Alex Anwandter On New Album ‘Latinoamericana’: ‘It’s About Oppressors That Exist Everywhere’

By 31 October, 2018

In 2016, Alex Anwandter underwent a brutal examination of Chile on his album Amiga, with songs that chronicled the aftershocks of the dictatorship, and that were critical of the homophobia and injustice present in his homeland. Fusing disco-beats with lyrics laden in politically-charged aggression, the album was critically adored. But if you think Amiga’s success meant Anwandter returned to the studio on a high, you’re wrong. He’s spent the past two years observing, as he puts it, “the world going to shit” on his new album, Latinoamericana.

Amiga was a very Chilean record. This time I wanted to go a little further,” he tells us. Latinoamericana takes a step back, and Chile is now seen in a wider context, a country which shares issues with its neighbours. For example, in the track “Latinoamericana”, the singer reflects the region’s inequality and privilege of its white settlers, “el hombre blanco es un diablo”, envisioning the time before colonization, free from racial prejudice.

“I do think the album is pessimistic, but I don’t think it is pessimistic about us in Latin America,” he says. “I think it is pessimistic about the oppressors that are both in Latin America and everywhere else.”

Other tracks explore this despair even deeper, most obviously on the track “Odio Todo el Mundo”, which conveys a sense of helplessness brought on by the political dominance of right-wing leaderships throughout the Americas (“prefiero encerrarme en mi casa” he sings, while “el presidente bufón” could easily refer to Trump, or Chile’s similarly conservative billionaire president, Piñera).

“I have to be honest as an artist. I was not feeling happy-go-lucky during these past couple of years regarding the state of the world”, he says. “It was unavoidable reflecting at what I felt were abysmal things happening.”

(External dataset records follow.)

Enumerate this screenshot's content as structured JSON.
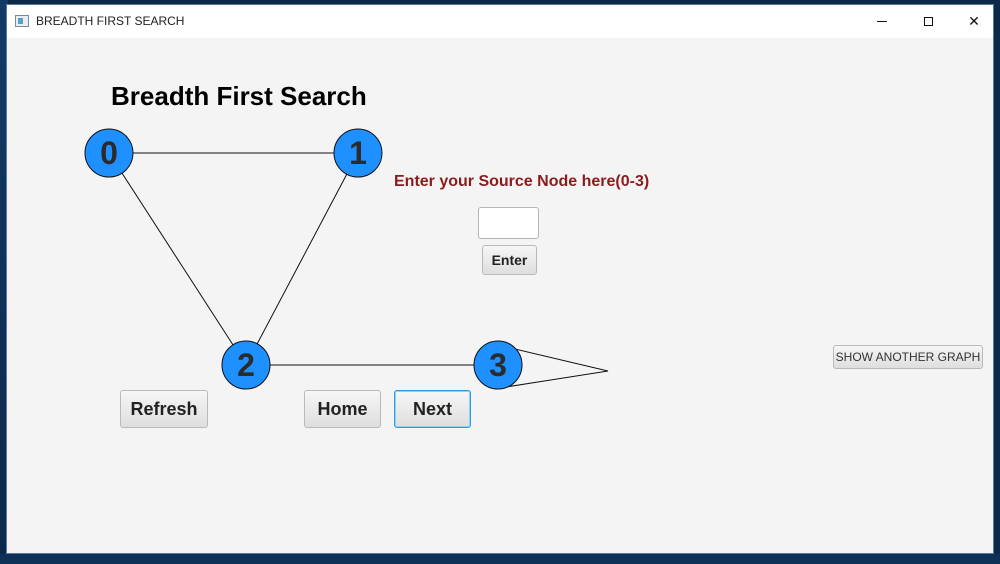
{
  "window": {
    "title": "BREADTH FIRST SEARCH",
    "controls": {
      "minimize": "minimize",
      "maximize": "maximize",
      "close": "close"
    }
  },
  "main": {
    "heading": "Breadth First Search",
    "prompt": "Enter your Source Node here(0-3)",
    "source_input": {
      "value": "",
      "placeholder": ""
    },
    "enter_label": "Enter",
    "refresh_label": "Refresh",
    "home_label": "Home",
    "next_label": "Next",
    "show_another_label": "SHOW ANOTHER GRAPH"
  },
  "graph": {
    "node_color": "#1e90ff",
    "nodes": [
      {
        "id": "0",
        "label": "0"
      },
      {
        "id": "1",
        "label": "1"
      },
      {
        "id": "2",
        "label": "2"
      },
      {
        "id": "3",
        "label": "3"
      }
    ],
    "edges": [
      {
        "from": "0",
        "to": "1"
      },
      {
        "from": "0",
        "to": "2"
      },
      {
        "from": "1",
        "to": "2"
      },
      {
        "from": "2",
        "to": "3"
      },
      {
        "from": "3",
        "to": "3",
        "type": "self-loop"
      }
    ]
  },
  "colors": {
    "prompt": "#8b1c1c",
    "next_focus_border": "#2b9de0",
    "window_bg": "#f4f4f4"
  }
}
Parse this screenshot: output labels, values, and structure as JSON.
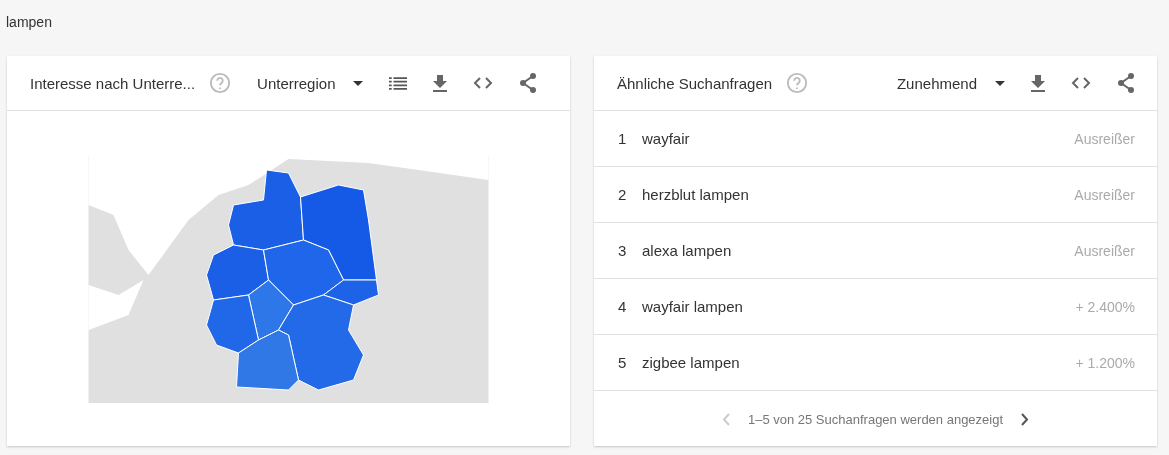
{
  "query": "lampen",
  "region_card": {
    "title": "Interesse nach Unterre...",
    "dropdown": "Unterregion"
  },
  "queries_card": {
    "title": "Ähnliche Suchanfragen",
    "dropdown": "Zunehmend",
    "rows": [
      {
        "rank": "1",
        "term": "wayfair",
        "value": "Ausreißer"
      },
      {
        "rank": "2",
        "term": "herzblut lampen",
        "value": "Ausreißer"
      },
      {
        "rank": "3",
        "term": "alexa lampen",
        "value": "Ausreißer"
      },
      {
        "rank": "4",
        "term": "wayfair lampen",
        "value": "+ 2.400%"
      },
      {
        "rank": "5",
        "term": "zigbee lampen",
        "value": "+ 1.200%"
      }
    ],
    "pagination": {
      "text": "1–5 von 25 Suchanfragen werden angezeigt",
      "prev_disabled": true,
      "next_disabled": false
    }
  }
}
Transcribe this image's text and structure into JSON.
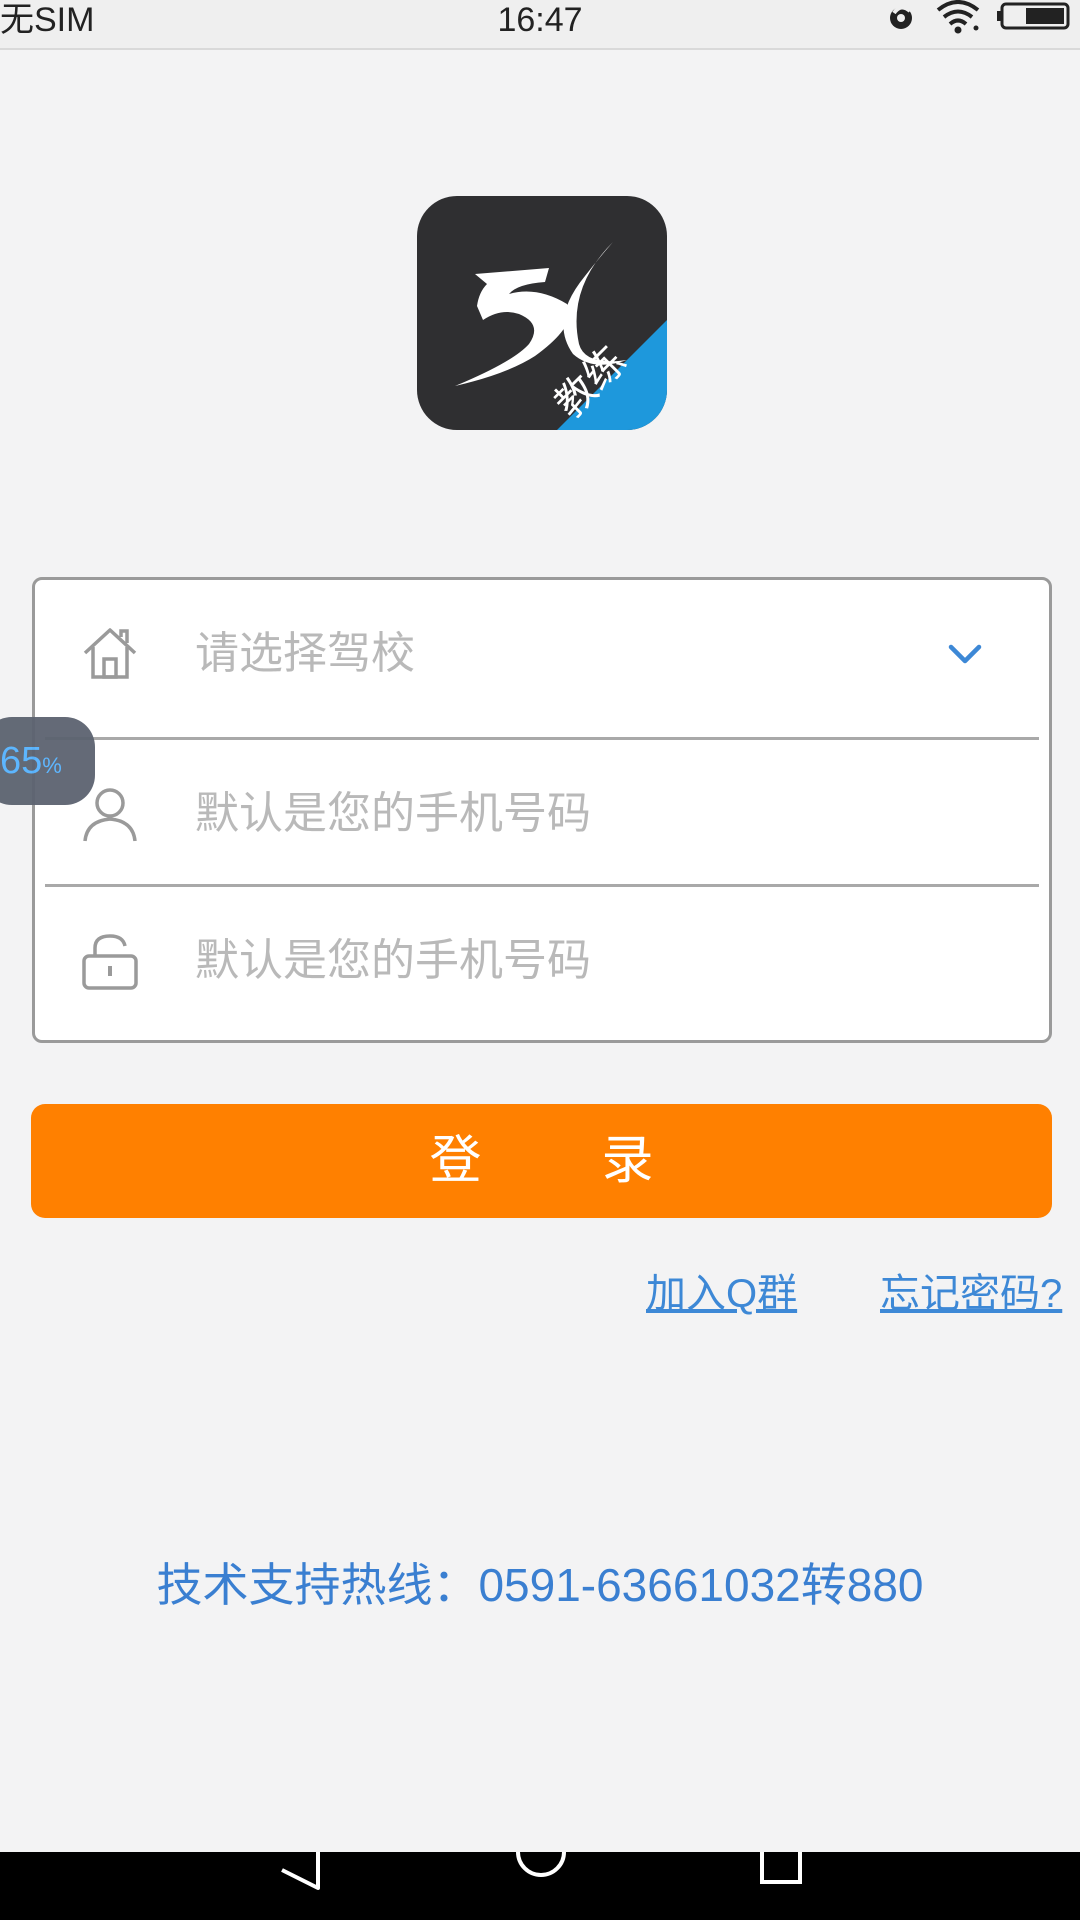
{
  "status_bar": {
    "carrier": "无SIM",
    "time": "16:47",
    "icons": [
      "alarm-icon",
      "wifi-icon",
      "battery-icon"
    ]
  },
  "logo": {
    "ribbon_text": "教练",
    "background": "#2f2f31",
    "ribbon_color": "#1e98dc"
  },
  "form": {
    "school_select": {
      "placeholder": "请选择驾校",
      "icon": "house-icon"
    },
    "phone_field": {
      "placeholder": "默认是您的手机号码",
      "icon": "user-icon"
    },
    "password_field": {
      "placeholder": "默认是您的手机号码",
      "icon": "lock-icon"
    }
  },
  "login_button": {
    "label": "登录",
    "color": "#ff8000"
  },
  "links": {
    "join_qq": "加入Q群",
    "forgot_password": "忘记密码?"
  },
  "hotline": "技术支持热线：0591-63661032转880",
  "float_badge": {
    "value": "65",
    "unit": "%"
  },
  "nav_bar": {
    "buttons": [
      "back-icon",
      "home-icon",
      "recents-icon"
    ]
  },
  "colors": {
    "accent_link": "#3d88d6",
    "placeholder": "#b9b9b9",
    "background": "#f3f3f4"
  }
}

Two tracks are sung in Portuguese, “Um Girassol Da Cor De Seu Cabelo” and “Olha Maria”, which are covers of Milton Nascimento and Tom Jobim. He refutes the idea that they were included to specifically address issues in Brazil as it presently submerges into one of South America’s most drastic right-wing leaderships. Rather, he seeks to revive an artistic tradition of communication within Latin America that surpasses language barriers and national frontiers.

“Because (the songs) are for South America as a whole I felt I needed to include songs in Portuguese,” he replies. Nascimento and Jobim sang folk songs in the 1960s, often in Spanish, “They were embracing of their roots, connecting to their social issues at the time, and looking to each other throughout South America.”

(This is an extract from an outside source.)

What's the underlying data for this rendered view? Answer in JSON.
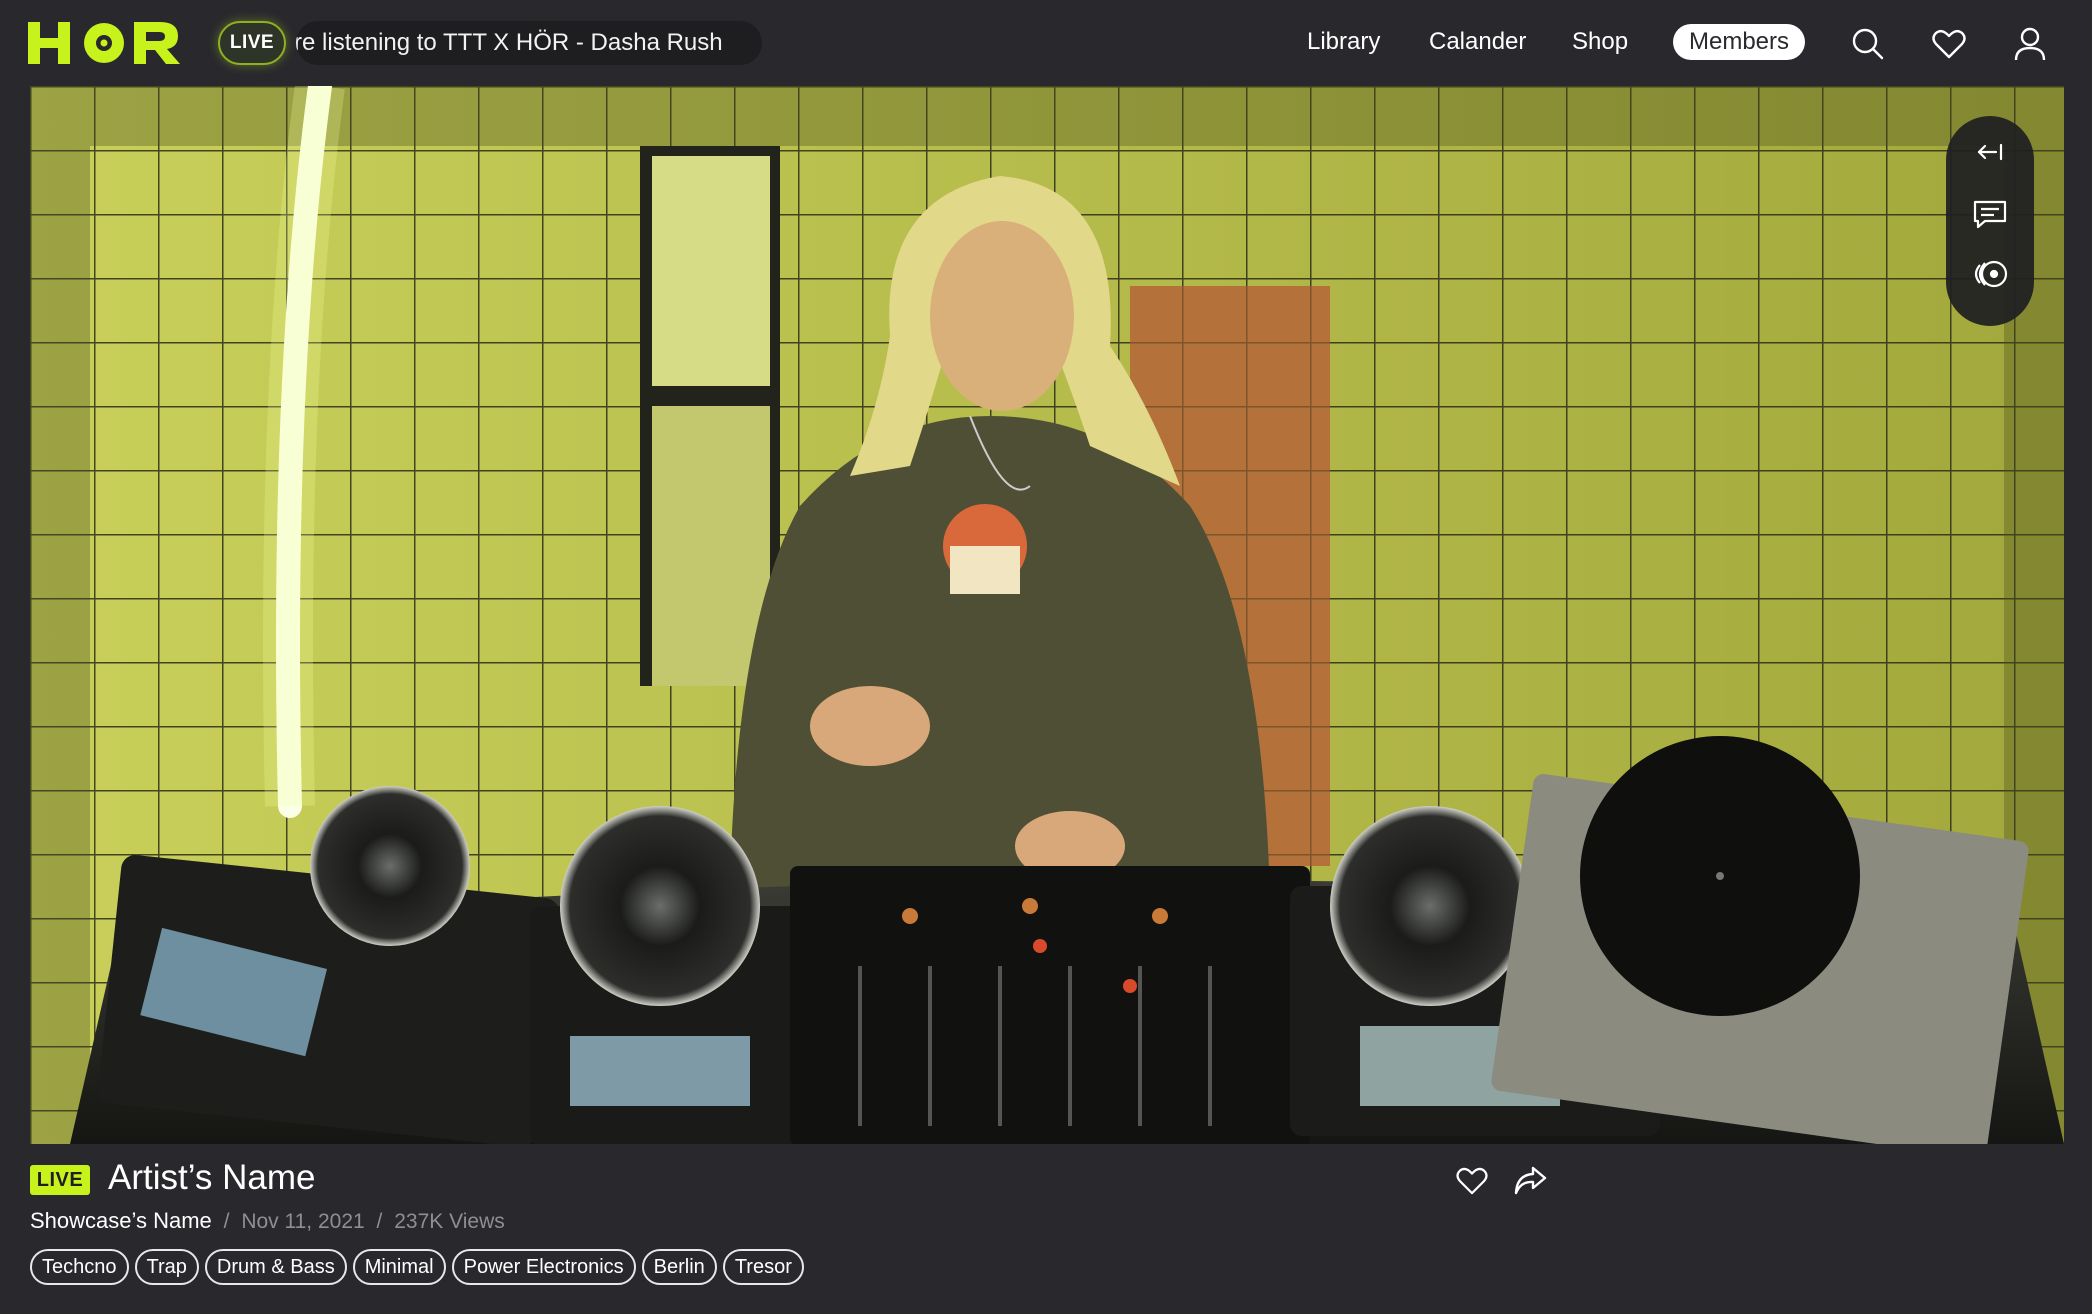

The album is notably more sombre in both style and tone than his previous releases, but Anwandter manages to keep tracks characteristically danceable and disco-heavy. “There is something about dance music that is inherently collective, I like that it is for more than one person.”

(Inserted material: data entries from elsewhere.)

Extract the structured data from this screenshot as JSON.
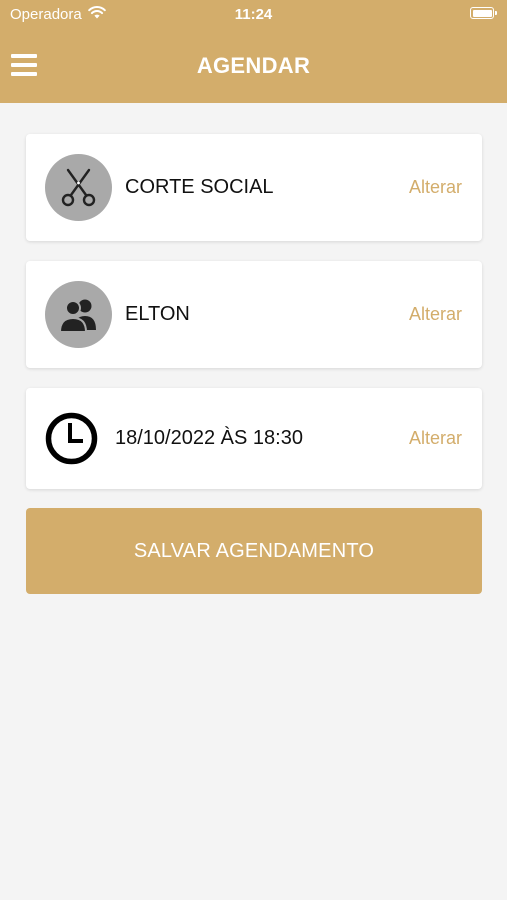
{
  "status_bar": {
    "carrier": "Operadora",
    "time": "11:24",
    "wifi_icon": "wifi-icon",
    "battery_icon": "battery-icon"
  },
  "header": {
    "title": "AGENDAR",
    "menu_icon": "hamburger-menu-icon"
  },
  "booking": {
    "service": {
      "label": "CORTE SOCIAL",
      "action": "Alterar",
      "icon": "scissors-icon"
    },
    "professional": {
      "label": "ELTON",
      "action": "Alterar",
      "icon": "users-icon"
    },
    "datetime": {
      "label": "18/10/2022 ÀS 18:30",
      "action": "Alterar",
      "icon": "clock-icon"
    }
  },
  "save_button_label": "SALVAR AGENDAMENTO",
  "colors": {
    "accent": "#d3ad6b",
    "background": "#f4f4f4",
    "avatar_bg": "#a9a9a9"
  }
}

There are also tender moments of hope that shine through the album’s misery, such as “Finalmente”. Anwandter’s songwriting plays with personas and narratives—he often writes under the perspectives of other people—but with this track he admits to being “more personal”, allowing himself to “tear out (my) heart a little”. “It’s [a] safe space to love someone and trust someone and exist fully with that person”, he explains. “The song is about finding some sort of solace.”

The last song on the album, “Finalmente”, sends out a reassuring message, that this type of happiness can exist regardless of politics and environment. But for now, as the conservative tide continues to wash through South America and beyond, perhaps it is best to dance away our heavy hearts, finding relief in the expressions of lament that artists such as Anwandter offer in protest to such a bleak time.